Learn more about fintech laws in Mexico and Indonesia from policymakers themselves.
By Erica Vambell
Fintech, or financial technology, applies to any part of a financial transaction that uses digital technology, such as cryptocurrency, digital cash, payment processing operators, smart contracts, crowdfunding, regulatory sandboxes, and digital banking. For developing countries, Fintech promises and delivers on improving financial inclusion, allowing millions of people to establish bank accounts, save money, and gain access to credit. In this webinar, Nicholas Klissas, Digital Regulatory Reform Specialist at USAID, speaks with Vanessa Rubio, professor of practice at the School of Public Policy, London School of Economics and former Deputy Finance Minister of Mexico, and Imansyah, Deputy Commissioner of OJK Institute and Digital Finance at Indonesia Financial Services Authority, to learn more about the process of establishing fintech laws in Mexico and Indonesia in recent years.
Vanessa Rubio was in charge of developing the Fintech Law in her native Mexico between 2017 and 2018 while holding the position of Deputy Finance Minister. She detailed the process that Mexico’s regulators went through when developing the law, and gave her recommendations to policymakers looking to implement their own fintech laws.
In Mexico, the government asked themselves whether the existing regulation was enough to properly regulate the emerging fintech industry, or should there be a separate ad hoc regulation just for fintech?
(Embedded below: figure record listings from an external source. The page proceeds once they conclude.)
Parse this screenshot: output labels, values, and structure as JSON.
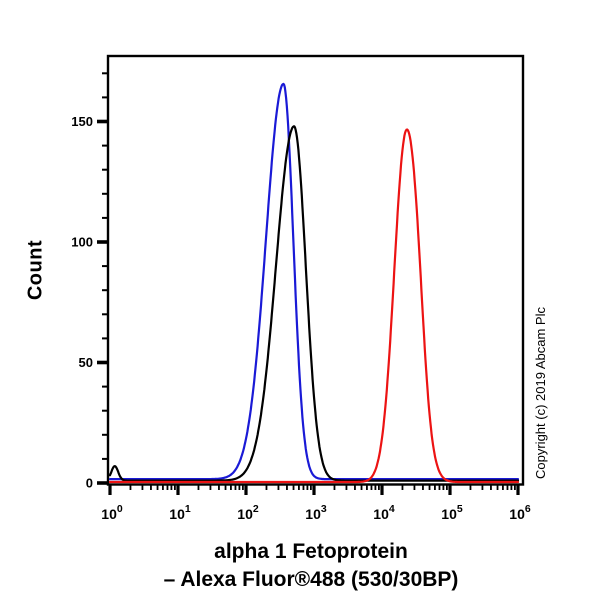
{
  "chart_data": {
    "type": "line",
    "chart_kind": "flow-cytometry-histogram",
    "title_lines": [
      "alpha 1 Fetoprotein",
      "– Alexa Fluor®488 (530/30BP)"
    ],
    "ylabel": "Count",
    "grid": false,
    "legend": null,
    "x_axis": {
      "scale": "log10",
      "base": "10",
      "exponents": [
        0,
        1,
        2,
        3,
        4,
        5,
        6
      ],
      "range": [
        1,
        1000000
      ],
      "minor_ticks_per_decade": [
        2,
        3,
        4,
        5,
        6,
        7,
        8,
        9
      ]
    },
    "y_axis": {
      "major_ticks": [
        0,
        50,
        100,
        150
      ],
      "minor_step": 10,
      "axis_top": 177
    },
    "series": [
      {
        "name": "blue-curve",
        "color": "#1a1ad6",
        "peak_log10_x": 2.551,
        "peak_x_value": 356,
        "peak_count": 164,
        "sigma_left": 0.258,
        "sigma_right": 0.145,
        "baseline": 1.6,
        "components": []
      },
      {
        "name": "black-curve",
        "color": "#000000",
        "peak_log10_x": 2.706,
        "peak_x_value": 508,
        "peak_count": 147,
        "sigma_left": 0.265,
        "sigma_right": 0.173,
        "baseline": 1.0,
        "components": [
          {
            "log10_x": 0.07,
            "sigma": 0.05,
            "height": 6
          }
        ]
      },
      {
        "name": "red-curve",
        "color": "#ec1313",
        "peak_log10_x": 4.353,
        "peak_x_value": 22500,
        "peak_count": 143,
        "sigma_left": 0.174,
        "sigma_right": 0.185,
        "baseline": 0.4,
        "components": [
          {
            "log10_x": 4.53,
            "sigma": 0.1,
            "height": 14
          }
        ]
      }
    ]
  },
  "annotations": {
    "copyright_vertical": "Copyright (c) 2019 Abcam Plc"
  }
}
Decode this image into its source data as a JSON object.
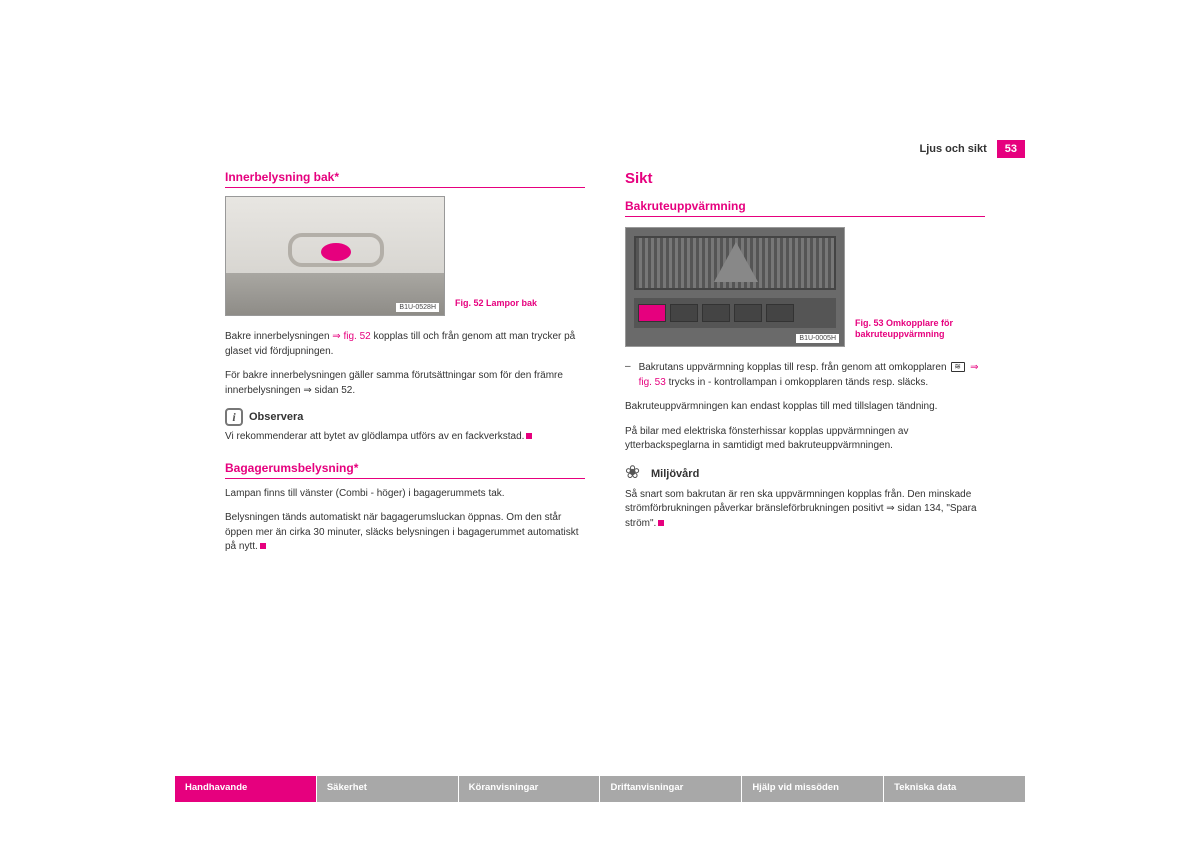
{
  "header": {
    "title": "Ljus och sikt",
    "page_number": "53"
  },
  "left": {
    "h1": "Innerbelysning bak*",
    "fig52_label": "B1U-0528H",
    "fig52_caption": "Fig. 52   Lampor bak",
    "p1a": "Bakre innerbelysningen ",
    "p1_ref": "⇒ fig. 52",
    "p1b": " kopplas till och från genom att man trycker på glaset vid fördjupningen.",
    "p2": "För bakre innerbelysningen gäller samma förutsättningar som för den främre innerbelysningen ⇒ sidan 52.",
    "note_title": "Observera",
    "note_text": "Vi rekommenderar att bytet av glödlampa utförs av en fackverkstad.",
    "h2": "Bagagerumsbelysning*",
    "p3": "Lampan finns till vänster (Combi - höger) i bagagerummets tak.",
    "p4": "Belysningen tänds automatiskt när bagagerumsluckan öppnas. Om den står öppen mer än cirka 30 minuter, släcks belysningen i bagagerummet automatiskt på nytt."
  },
  "right": {
    "main": "Sikt",
    "sub": "Bakruteuppvärmning",
    "fig53_label": "B1U-0005H",
    "fig53_caption": "Fig. 53   Omkopplare för bakruteuppvärmning",
    "bullet_a": "Bakrutans uppvärmning kopplas till resp. från genom att omkopplaren ",
    "bullet_ref": " ⇒ fig. 53",
    "bullet_b": " trycks in - kontrollampan i omkopplaren tänds resp. släcks.",
    "p1": "Bakruteuppvärmningen kan endast kopplas till med tillslagen tändning.",
    "p2": "På bilar med elektriska fönsterhissar kopplas uppvärmningen av ytterbackspeglarna in samtidigt med bakruteuppvärmningen.",
    "env_title": "Miljövård",
    "env_text": "Så snart som bakrutan är ren ska uppvärmningen kopplas från. Den minskade strömförbrukningen påverkar bränsleförbrukningen positivt ⇒ sidan 134, \"Spara ström\"."
  },
  "tabs": {
    "t1": "Handhavande",
    "t2": "Säkerhet",
    "t3": "Köranvisningar",
    "t4": "Driftanvisningar",
    "t5": "Hjälp vid missöden",
    "t6": "Tekniska data"
  }
}
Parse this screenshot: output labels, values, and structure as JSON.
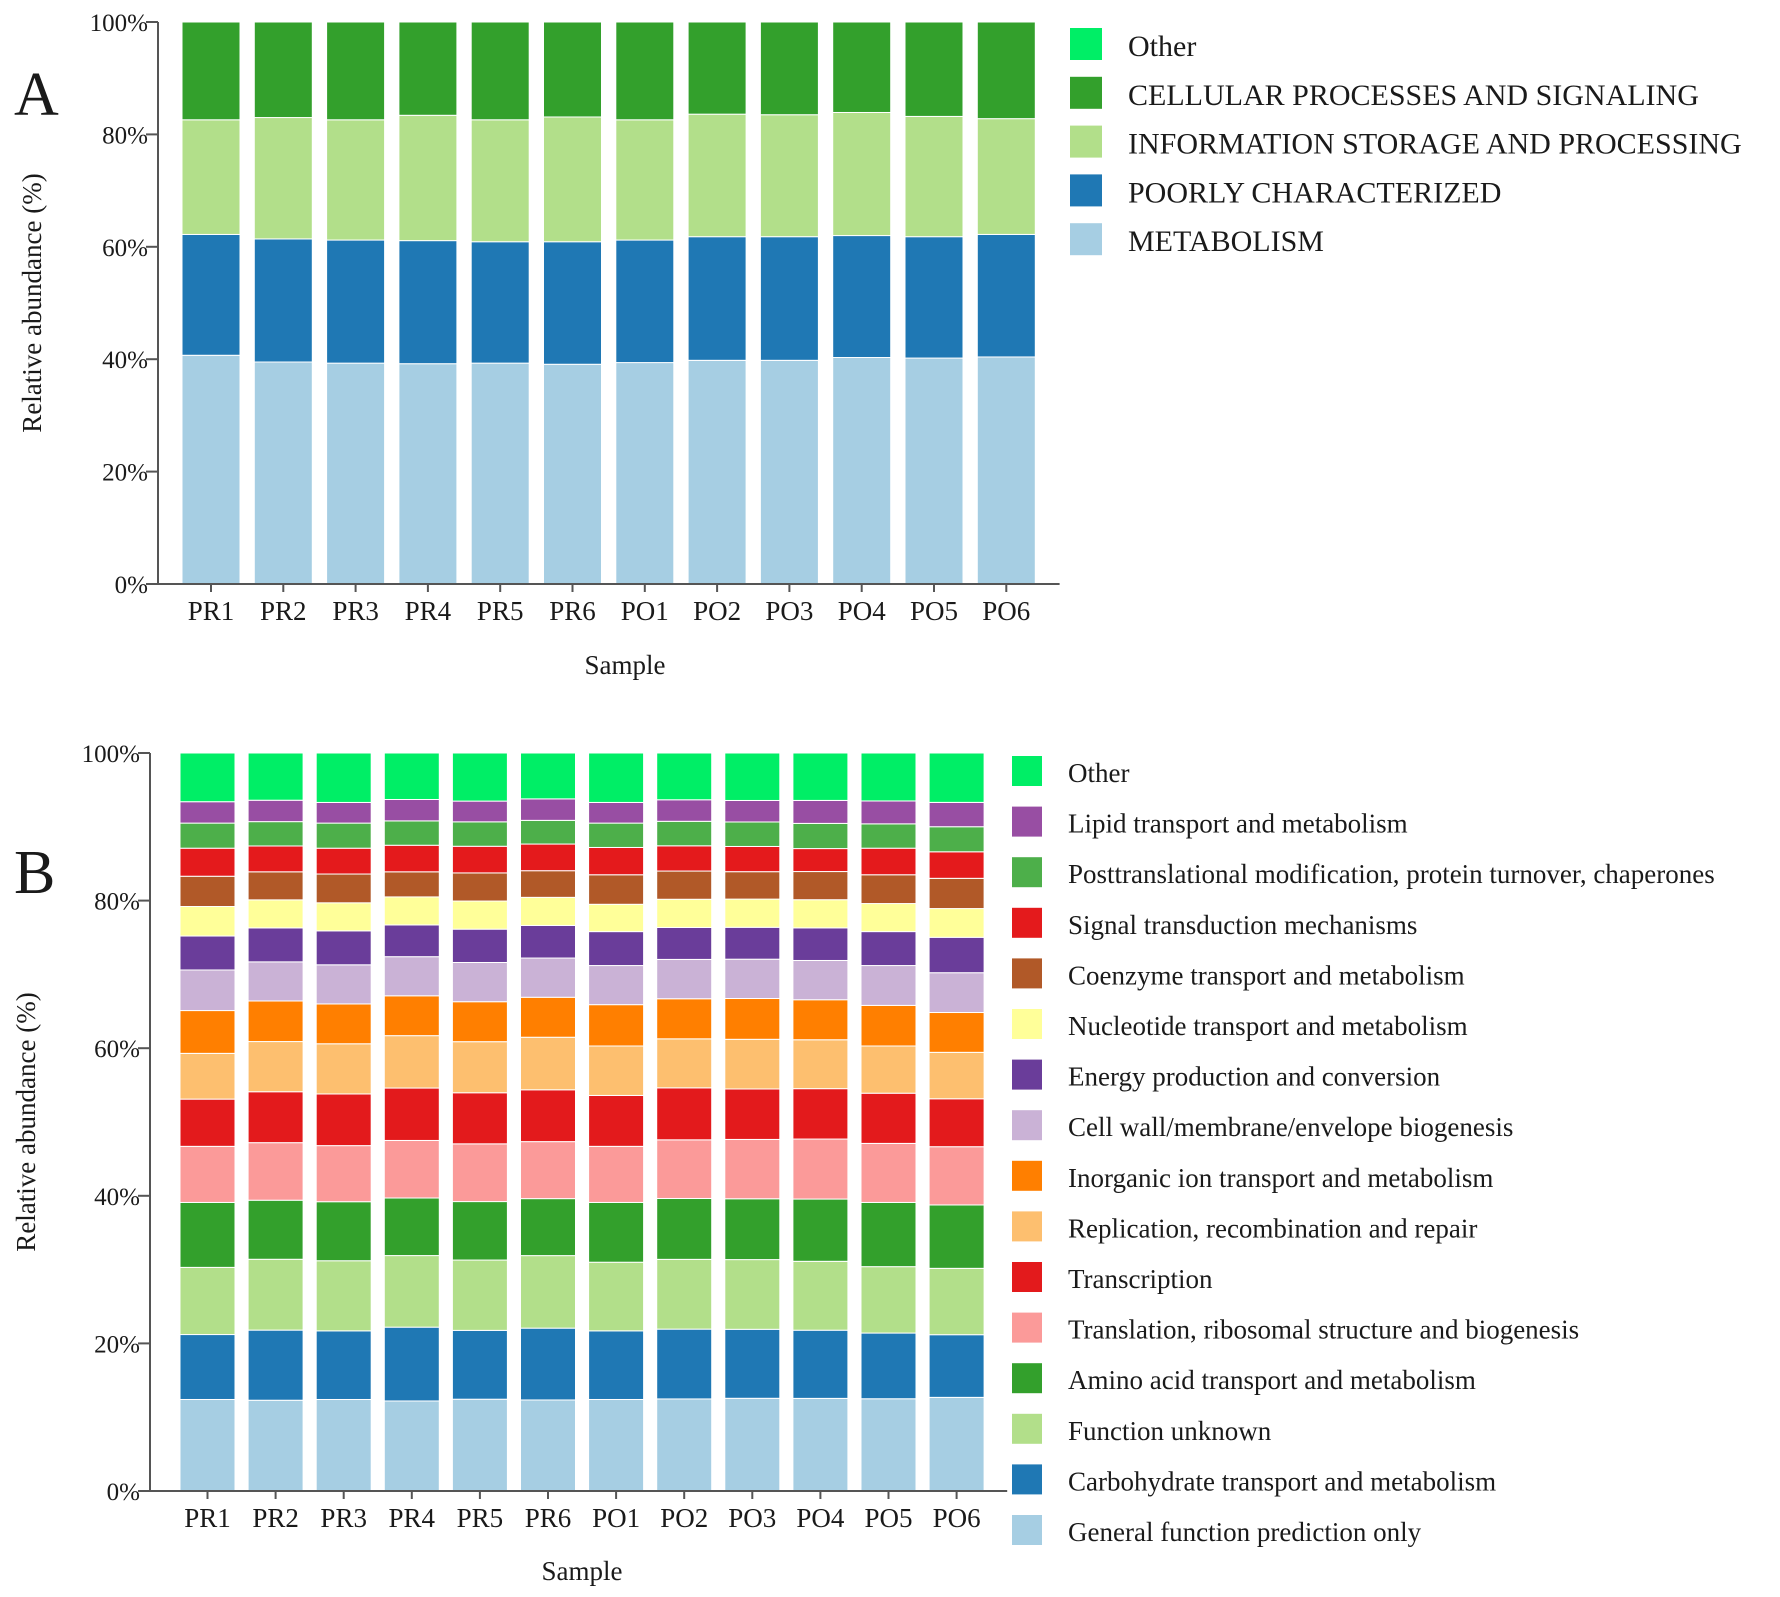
{
  "colors": {
    "Other": "#00ee66",
    "Other_b": "#00ee66",
    "CELLULAR PROCESSES AND SIGNALING": "#33a02c",
    "INFORMATION STORAGE AND PROCESSING": "#b2df8a",
    "POORLY CHARACTERIZED": "#1f78b4",
    "METABOLISM": "#a6cee3",
    "Lipid transport and metabolism": "#984ea3",
    "Posttranslational modification, protein turnover, chaperones": "#4daf4a",
    "Signal transduction mechanisms": "#e41a1c",
    "Coenzyme transport and metabolism": "#b15928",
    "Nucleotide transport and metabolism": "#ffff99",
    "Energy production and conversion": "#6a3d9a",
    "Cell wall/membrane/envelope biogenesis": "#cab2d6",
    "Inorganic ion transport and metabolism": "#ff7f00",
    "Replication, recombination and repair": "#fdbf6f",
    "Transcription": "#e31a1c",
    "Translation, ribosomal structure and biogenesis": "#fb9a99",
    "Amino acid transport and metabolism": "#33a02c",
    "Function unknown": "#b2df8a",
    "Carbohydrate transport and metabolism": "#1f78b4",
    "General function prediction only": "#a6cee3"
  },
  "chart_data": [
    {
      "panel": "A",
      "type": "bar",
      "stacked": true,
      "title": "",
      "xlabel": "Sample",
      "ylabel": "Relative abundance (%)",
      "ylim": [
        0,
        100
      ],
      "yticks": [
        "0%",
        "20%",
        "40%",
        "60%",
        "80%",
        "100%"
      ],
      "categories": [
        "PR1",
        "PR2",
        "PR3",
        "PR4",
        "PR5",
        "PR6",
        "PO1",
        "PO2",
        "PO3",
        "PO4",
        "PO5",
        "PO6"
      ],
      "legend": [
        "Other",
        "CELLULAR PROCESSES AND SIGNALING",
        "INFORMATION STORAGE AND PROCESSING",
        "POORLY CHARACTERIZED",
        "METABOLISM"
      ],
      "series": [
        {
          "name": "METABOLISM",
          "values": [
            40.7,
            39.5,
            39.3,
            39.2,
            39.3,
            39.1,
            39.4,
            39.8,
            39.8,
            40.3,
            40.2,
            40.4
          ]
        },
        {
          "name": "POORLY CHARACTERIZED",
          "values": [
            21.5,
            21.9,
            21.9,
            21.9,
            21.6,
            21.8,
            21.8,
            22.0,
            22.0,
            21.7,
            21.6,
            21.8
          ]
        },
        {
          "name": "INFORMATION STORAGE AND PROCESSING",
          "values": [
            20.4,
            21.6,
            21.4,
            22.3,
            21.7,
            22.2,
            21.4,
            21.8,
            21.7,
            21.9,
            21.4,
            20.6
          ]
        },
        {
          "name": "CELLULAR PROCESSES AND SIGNALING",
          "values": [
            17.4,
            17.0,
            17.4,
            16.6,
            17.4,
            16.9,
            17.4,
            16.4,
            16.5,
            16.1,
            16.8,
            17.2
          ]
        },
        {
          "name": "Other",
          "values": [
            0,
            0,
            0,
            0,
            0,
            0,
            0,
            0,
            0,
            0,
            0,
            0
          ]
        }
      ]
    },
    {
      "panel": "B",
      "type": "bar",
      "stacked": true,
      "title": "",
      "xlabel": "Sample",
      "ylabel": "Relative abundance (%)",
      "ylim": [
        0,
        100
      ],
      "yticks": [
        "0%",
        "20%",
        "40%",
        "60%",
        "80%",
        "100%"
      ],
      "categories": [
        "PR1",
        "PR2",
        "PR3",
        "PR4",
        "PR5",
        "PR6",
        "PO1",
        "PO2",
        "PO3",
        "PO4",
        "PO5",
        "PO6"
      ],
      "legend": [
        "Other",
        "Lipid transport and metabolism",
        "Posttranslational modification, protein turnover, chaperones",
        "Signal transduction mechanisms",
        "Coenzyme transport and metabolism",
        "Nucleotide transport and metabolism",
        "Energy production and conversion",
        "Cell wall/membrane/envelope biogenesis",
        "Inorganic ion transport and metabolism",
        "Replication, recombination and repair",
        "Transcription",
        "Translation, ribosomal structure and biogenesis",
        "Amino acid transport and metabolism",
        "Function unknown",
        "Carbohydrate transport and metabolism",
        "General function prediction only"
      ],
      "series": [
        {
          "name": "General function prediction only",
          "values": [
            12.4,
            12.3,
            12.4,
            12.2,
            12.4,
            12.3,
            12.4,
            12.4,
            12.5,
            12.5,
            12.5,
            12.7
          ]
        },
        {
          "name": "Carbohydrate transport and metabolism",
          "values": [
            8.8,
            9.5,
            9.3,
            10.0,
            9.3,
            9.7,
            9.3,
            9.4,
            9.3,
            9.2,
            8.9,
            8.5
          ]
        },
        {
          "name": "Function unknown",
          "values": [
            9.1,
            9.6,
            9.5,
            9.7,
            9.5,
            9.8,
            9.3,
            9.4,
            9.4,
            9.3,
            9.0,
            9.0
          ]
        },
        {
          "name": "Amino acid transport and metabolism",
          "values": [
            8.8,
            8.0,
            8.0,
            7.8,
            7.9,
            7.7,
            8.1,
            8.2,
            8.2,
            8.4,
            8.7,
            8.6
          ]
        },
        {
          "name": "Translation, ribosomal structure and biogenesis",
          "values": [
            7.6,
            7.8,
            7.6,
            7.8,
            7.8,
            7.7,
            7.6,
            7.9,
            8.0,
            8.1,
            8.0,
            7.9
          ]
        },
        {
          "name": "Transcription",
          "values": [
            6.4,
            6.9,
            7.0,
            7.1,
            6.9,
            7.0,
            6.9,
            7.0,
            6.8,
            6.8,
            6.8,
            6.5
          ]
        },
        {
          "name": "Replication, recombination and repair",
          "values": [
            6.2,
            6.8,
            6.8,
            7.1,
            6.9,
            7.1,
            6.7,
            6.6,
            6.7,
            6.6,
            6.4,
            6.3
          ]
        },
        {
          "name": "Inorganic ion transport and metabolism",
          "values": [
            5.8,
            5.5,
            5.4,
            5.4,
            5.4,
            5.4,
            5.6,
            5.4,
            5.5,
            5.4,
            5.5,
            5.4
          ]
        },
        {
          "name": "Cell wall/membrane/envelope biogenesis",
          "values": [
            5.5,
            5.3,
            5.3,
            5.3,
            5.3,
            5.3,
            5.3,
            5.3,
            5.3,
            5.3,
            5.4,
            5.4
          ]
        },
        {
          "name": "Energy production and conversion",
          "values": [
            4.6,
            4.6,
            4.6,
            4.3,
            4.5,
            4.4,
            4.6,
            4.3,
            4.3,
            4.4,
            4.6,
            4.8
          ]
        },
        {
          "name": "Nucleotide transport and metabolism",
          "values": [
            4.0,
            3.8,
            3.8,
            3.8,
            3.8,
            3.8,
            3.7,
            3.8,
            3.8,
            3.8,
            3.8,
            3.9
          ]
        },
        {
          "name": "Coenzyme transport and metabolism",
          "values": [
            4.1,
            3.8,
            3.9,
            3.4,
            3.8,
            3.6,
            4.0,
            3.8,
            3.7,
            3.8,
            3.9,
            4.1
          ]
        },
        {
          "name": "Signal transduction mechanisms",
          "values": [
            3.8,
            3.5,
            3.5,
            3.6,
            3.6,
            3.6,
            3.7,
            3.4,
            3.4,
            3.1,
            3.6,
            3.6
          ]
        },
        {
          "name": "Posttranslational modification, protein turnover, chaperones",
          "values": [
            3.4,
            3.3,
            3.4,
            3.3,
            3.3,
            3.2,
            3.3,
            3.3,
            3.3,
            3.4,
            3.3,
            3.4
          ]
        },
        {
          "name": "Lipid transport and metabolism",
          "values": [
            2.9,
            2.9,
            2.8,
            2.9,
            2.8,
            2.9,
            2.8,
            2.9,
            2.9,
            3.1,
            3.1,
            3.3
          ]
        },
        {
          "name": "Other",
          "values": [
            6.6,
            6.4,
            6.7,
            6.3,
            6.5,
            6.2,
            6.7,
            6.3,
            6.4,
            6.4,
            6.5,
            6.7
          ]
        }
      ]
    }
  ]
}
Amidst structural reforms in the financial, education and energy sectors that were happening in the country at the time, the government decided to also create a new fintech law that would allow for innovation and would give way to a solid and deeper fintech industry. The process entailed learning more about the sector, talking to different stakeholders, and getting more information from relevant international organizations, central banks, and ministries of finance to understand what they were doing in fintech regulation. After this assessment, the government moved forward with ad hoc regulation for the sector- based on two principles: how to achieve innovation, and how to protect consumers, aiming to strike a balance between these two.
Regulators ultimately agreed on a series of five principles for the new law: inclusion and innovation, consumer protection, financial stability, competition, and prevention of illicit operations/integrity of the financial system. There were four main elements: crowdfunding, e-money, virtual assets, and a regulatory sandbox.
Vanessa’s recommendations to other regulators and policymakers include: understand the system and the government's role and capabilities; align the authorities in terms of the vision/objectives of what to achieve through the regulation; match regulatory ambitions with resources that are available to perform the task at hand; and prevent crisis but also be prepared to manage crisis.
Imansyah, the Deputy Commissioner of OJK Institute and Digital Finance for the Indonesia Financial Services Authority, is responsible for capacity building for the financial sector including research and works related to digitalization. With a background in the banking industry, Imansyah had to change his mindset when moving to the fintech world, echoing Vanessa’s points that he realized it is necessary to balance innovation with protecting the consumer, and safeguarding the financial system’s stability.
In 2016 in Indonesia, the first fintech era regulations were published on P2P lending and later there was regulation for digital banking and securities core funding. Imansyah detailed that one of Indonesia’s driving factors for wanting to make progress in this area was that due to Indonesia’s geography of having 70,000 islands, the country saw opportunities in branchless banking, and not relying on physical presence of banks, in order to reduce the costs of business. Branchless banking and now fintech helps to support financial inclusion. However he also noted that it is very important at the same time to improve financial literacy. More people have more access to financial products which is good progress towards financial inclusion, but the people need to understand these products to be aware of both the benefits and the risks.
Some of Imansyah’s recommendations include the need for collaboration and cooperation amongst government agencies, ensuring protection of customer data, and for the government to be able to adapt and prepare themselves well for a fast moving and evolving sector like fintech.